Alternatively, we can find the vertex by completing the square. This method involves rewriting the quadratic expression in vertex form, which is g(t) = a(t - h)² + k, where (h, k) is the vertex. To complete the square for g(t) = t² - t - 42, we first focus on the t² - t part. We need to add and subtract a value that will make this a perfect square trinomial. The value we need to add and subtract is (b / 2a)², which in our case is (-1 / (2 * 1))² = (0.5)² = 0.25. So, we rewrite the function as g(t) = t² - t + 0.25 - 0.25 - 42. The first three terms now form a perfect square: (t - 0.5)². So, our function becomes g(t) = (t - 0.5)² - 0.25 - 42, which simplifies to g(t) = (t - 0.5)² - 42.25. Comparing this to the vertex form, we see that h = 0.5 and k = -42.25, confirming that the vertex is indeed (0.5, -42.25).

Knowing the vertex is super helpful because it tells us the minimum (or maximum) value of the function and where it occurs. In practical scenarios, this could represent the minimum cost, the maximum profit, or the lowest point in a physical trajectory. Plus, the vertex helps us sketch the parabola accurately. We know it opens upwards, and we now know its lowest point. So, finding the vertex is another key piece in understanding our quadratic function. We’ve explored the roots and the vertex – that’s a solid understanding of g(t)!
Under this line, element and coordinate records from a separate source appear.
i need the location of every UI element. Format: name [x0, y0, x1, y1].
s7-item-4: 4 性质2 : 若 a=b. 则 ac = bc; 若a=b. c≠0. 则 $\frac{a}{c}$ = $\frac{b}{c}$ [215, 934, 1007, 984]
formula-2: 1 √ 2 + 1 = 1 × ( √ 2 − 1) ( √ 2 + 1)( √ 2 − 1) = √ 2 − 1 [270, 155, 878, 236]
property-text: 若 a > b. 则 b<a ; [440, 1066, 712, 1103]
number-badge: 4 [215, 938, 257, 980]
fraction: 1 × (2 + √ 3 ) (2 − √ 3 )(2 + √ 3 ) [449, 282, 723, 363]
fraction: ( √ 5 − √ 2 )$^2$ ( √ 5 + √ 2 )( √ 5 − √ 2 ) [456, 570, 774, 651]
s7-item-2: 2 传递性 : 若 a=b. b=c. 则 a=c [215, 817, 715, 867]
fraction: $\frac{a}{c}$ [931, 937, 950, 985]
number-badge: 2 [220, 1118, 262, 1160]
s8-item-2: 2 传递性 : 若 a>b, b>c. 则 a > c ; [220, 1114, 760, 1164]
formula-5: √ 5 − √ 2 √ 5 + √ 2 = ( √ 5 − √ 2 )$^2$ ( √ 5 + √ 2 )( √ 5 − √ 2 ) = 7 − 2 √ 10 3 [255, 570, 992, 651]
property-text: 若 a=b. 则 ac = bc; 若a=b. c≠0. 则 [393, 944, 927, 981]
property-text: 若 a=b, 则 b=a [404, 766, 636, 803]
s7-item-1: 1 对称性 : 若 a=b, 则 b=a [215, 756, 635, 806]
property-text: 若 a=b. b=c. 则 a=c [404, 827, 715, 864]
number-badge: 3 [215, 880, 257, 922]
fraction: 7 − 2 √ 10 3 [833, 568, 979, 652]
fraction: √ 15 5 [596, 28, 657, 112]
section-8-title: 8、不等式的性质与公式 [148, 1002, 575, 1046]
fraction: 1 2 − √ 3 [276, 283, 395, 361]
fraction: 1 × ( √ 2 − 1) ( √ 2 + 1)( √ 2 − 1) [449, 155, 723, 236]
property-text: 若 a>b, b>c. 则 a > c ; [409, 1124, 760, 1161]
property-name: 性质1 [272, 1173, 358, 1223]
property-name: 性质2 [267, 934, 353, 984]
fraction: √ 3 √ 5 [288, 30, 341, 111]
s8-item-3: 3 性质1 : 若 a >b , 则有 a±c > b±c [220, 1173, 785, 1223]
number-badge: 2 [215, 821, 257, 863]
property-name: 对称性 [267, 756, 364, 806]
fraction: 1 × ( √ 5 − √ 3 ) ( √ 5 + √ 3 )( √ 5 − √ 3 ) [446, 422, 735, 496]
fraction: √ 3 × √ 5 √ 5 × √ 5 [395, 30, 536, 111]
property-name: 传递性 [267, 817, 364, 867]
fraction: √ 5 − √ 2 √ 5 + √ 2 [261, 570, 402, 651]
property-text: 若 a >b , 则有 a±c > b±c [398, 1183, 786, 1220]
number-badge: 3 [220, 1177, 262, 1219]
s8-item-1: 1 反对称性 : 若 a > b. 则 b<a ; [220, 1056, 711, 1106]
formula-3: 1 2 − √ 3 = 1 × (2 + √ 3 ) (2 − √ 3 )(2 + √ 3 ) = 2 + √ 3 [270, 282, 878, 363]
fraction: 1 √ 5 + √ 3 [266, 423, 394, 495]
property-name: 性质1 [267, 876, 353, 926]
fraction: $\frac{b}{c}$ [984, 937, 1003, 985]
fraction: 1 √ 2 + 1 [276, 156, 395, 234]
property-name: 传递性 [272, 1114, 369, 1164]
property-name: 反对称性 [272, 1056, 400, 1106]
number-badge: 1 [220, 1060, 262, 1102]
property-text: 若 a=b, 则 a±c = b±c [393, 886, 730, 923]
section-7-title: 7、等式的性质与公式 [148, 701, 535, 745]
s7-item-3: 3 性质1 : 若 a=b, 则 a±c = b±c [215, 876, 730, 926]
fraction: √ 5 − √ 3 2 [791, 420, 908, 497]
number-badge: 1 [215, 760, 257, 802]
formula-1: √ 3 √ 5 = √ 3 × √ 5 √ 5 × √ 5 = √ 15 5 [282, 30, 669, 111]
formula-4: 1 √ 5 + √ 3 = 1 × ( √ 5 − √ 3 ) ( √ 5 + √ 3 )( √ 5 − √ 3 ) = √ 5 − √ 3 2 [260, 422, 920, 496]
Wrapping Up Our Quadratic Journey

Alright, guys, we’ve taken a deep dive into the quadratic function g(t) = t² - t - 42. We successfully found the roots by factoring and using the quadratic formula, and we pinpointed the vertex using both the formula and completing the square method. We discovered that the roots are t = -6 and t = 7, and the vertex is located at (0.5, -42.25). This information gives us a comprehensive understanding of the function’s behavior and its graphical representation.

Remember, quadratic functions are everywhere, from the trajectory of a ball to the design of suspension bridges. Mastering these concepts not only helps us in math class but also equips us with tools to understand and solve real-world problems. So keep practicing, keep exploring, and keep having fun with math! You’ve got this!

Now you have a solid grasp of how to analyze a quadratic function. Go forth and conquer more mathematical challenges!